As mentioned I bought an EEE 901. The battery life was the clincher. I've had it for about 3 weeks now, but have only really been using it for a week - since I finished doing my mobile broadband survey and got an Orange contract.

I can't really comment on the supplied Xandros install. I used it for a week or so, with Firefox + a shell for ssh (Ctrl-Alt-T IYF) but once I found time I installed Debian. I used the EEE installer which I think mainly does the appropriate ethernet driver magic without faff. Certainly went smoothly and all up and running minus wifi, which was soon sorted out with the rt2860-source package. Ethernet, bluetooth and camera all seem fine. SD reader is a USB device that appears when a card is inserted.

Battery life rocks. I can use it on the morning on the train (1hr30 or so), suspend to ram all day, use it on the train on the way home and then around the house in the evening without needing to charge it up. And that's while powering the USB 3G dongle and without any real tuning in terms of trying to save power by dimming the screen etc.

The keyboard *is* small. I wouldn't want this to be my main machine. However it is just about touch typable and the overall machine size is superb - even if I get a bad seat on the train I can still unfold the screen fully and it's my arms/elbows that end up being the issue rather than the laptop itself. I also notice the decrease in screen resolution down to 1024x600 (my old laptop is 1024x768); I can't fit enough xterms. :)

Speed seems fine too. I've not really pushed it hard (I've been resisting installing build-essential) but for a handful of xterms and Iceweasel it's doing a fine job. Equally firing up mplayer resulted in perfectly smooth playback of some mpeg4 over the network. Must actually remember to put something on it to watch on train journeys...

Speaking of train journeys the Orange dongle has integrated without too much hassle. 2.6.27-rc kernels have the appropriate hso driver but I found it caused crashes in areas of low/no signal.

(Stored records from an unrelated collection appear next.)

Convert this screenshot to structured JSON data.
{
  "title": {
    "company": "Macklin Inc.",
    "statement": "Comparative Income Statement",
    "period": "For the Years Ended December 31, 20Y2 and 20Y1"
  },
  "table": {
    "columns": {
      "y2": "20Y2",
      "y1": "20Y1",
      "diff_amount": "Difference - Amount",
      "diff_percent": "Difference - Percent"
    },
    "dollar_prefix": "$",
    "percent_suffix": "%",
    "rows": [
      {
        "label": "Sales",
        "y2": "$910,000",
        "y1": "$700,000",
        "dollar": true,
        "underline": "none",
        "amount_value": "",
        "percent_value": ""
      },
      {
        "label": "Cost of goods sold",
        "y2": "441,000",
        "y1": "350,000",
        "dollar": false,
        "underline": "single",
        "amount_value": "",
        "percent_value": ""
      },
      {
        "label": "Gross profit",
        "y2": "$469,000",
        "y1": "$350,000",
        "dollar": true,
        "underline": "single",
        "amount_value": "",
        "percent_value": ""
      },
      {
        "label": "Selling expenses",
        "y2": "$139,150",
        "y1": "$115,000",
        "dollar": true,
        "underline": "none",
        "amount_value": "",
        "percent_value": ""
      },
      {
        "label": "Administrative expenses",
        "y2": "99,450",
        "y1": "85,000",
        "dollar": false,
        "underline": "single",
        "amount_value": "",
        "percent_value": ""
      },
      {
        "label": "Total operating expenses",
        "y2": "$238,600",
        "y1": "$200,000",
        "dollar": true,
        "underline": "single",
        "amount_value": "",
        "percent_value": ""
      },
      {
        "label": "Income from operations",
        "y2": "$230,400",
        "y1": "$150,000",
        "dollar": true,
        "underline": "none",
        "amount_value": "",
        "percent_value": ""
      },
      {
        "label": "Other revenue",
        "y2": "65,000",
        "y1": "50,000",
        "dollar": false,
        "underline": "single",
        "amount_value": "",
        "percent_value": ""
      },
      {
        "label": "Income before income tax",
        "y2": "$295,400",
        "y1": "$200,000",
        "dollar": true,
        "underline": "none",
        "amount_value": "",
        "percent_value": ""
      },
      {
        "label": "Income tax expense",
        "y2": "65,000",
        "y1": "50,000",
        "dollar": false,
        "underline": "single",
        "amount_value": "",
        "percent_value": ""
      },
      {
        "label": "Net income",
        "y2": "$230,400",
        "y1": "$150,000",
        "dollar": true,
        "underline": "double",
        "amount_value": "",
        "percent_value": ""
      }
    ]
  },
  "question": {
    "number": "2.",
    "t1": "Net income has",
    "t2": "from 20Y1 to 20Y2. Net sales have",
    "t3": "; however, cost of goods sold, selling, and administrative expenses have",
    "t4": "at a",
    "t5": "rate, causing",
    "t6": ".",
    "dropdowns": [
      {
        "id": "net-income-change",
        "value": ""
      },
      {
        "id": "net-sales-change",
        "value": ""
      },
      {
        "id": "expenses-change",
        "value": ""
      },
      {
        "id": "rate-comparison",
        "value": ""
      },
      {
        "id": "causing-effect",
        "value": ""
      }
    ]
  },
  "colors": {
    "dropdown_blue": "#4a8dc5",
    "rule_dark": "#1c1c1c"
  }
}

Patching up to the latest 1.6 driver solved the problem and adding PPTP to my work VPN into the mix means I can use offlineimap to pull mail locally and then read it with mutt on my journey even when the signal is fluctuating. Hopefully ridiculous starts can be mostly a thing of the past if I can get work done on the train.

What else to say? I'm quite liking the trackpad. The buttons are a bit stiff, but I'm getting used to the double tap, or tap and drag gestures in a way I never seemed to on the R200. Wifi reception seems fine. All in all I'm happy with my choice; the small keyboard is the main drawback and that's the (acceptable) price I pay for a small laptop.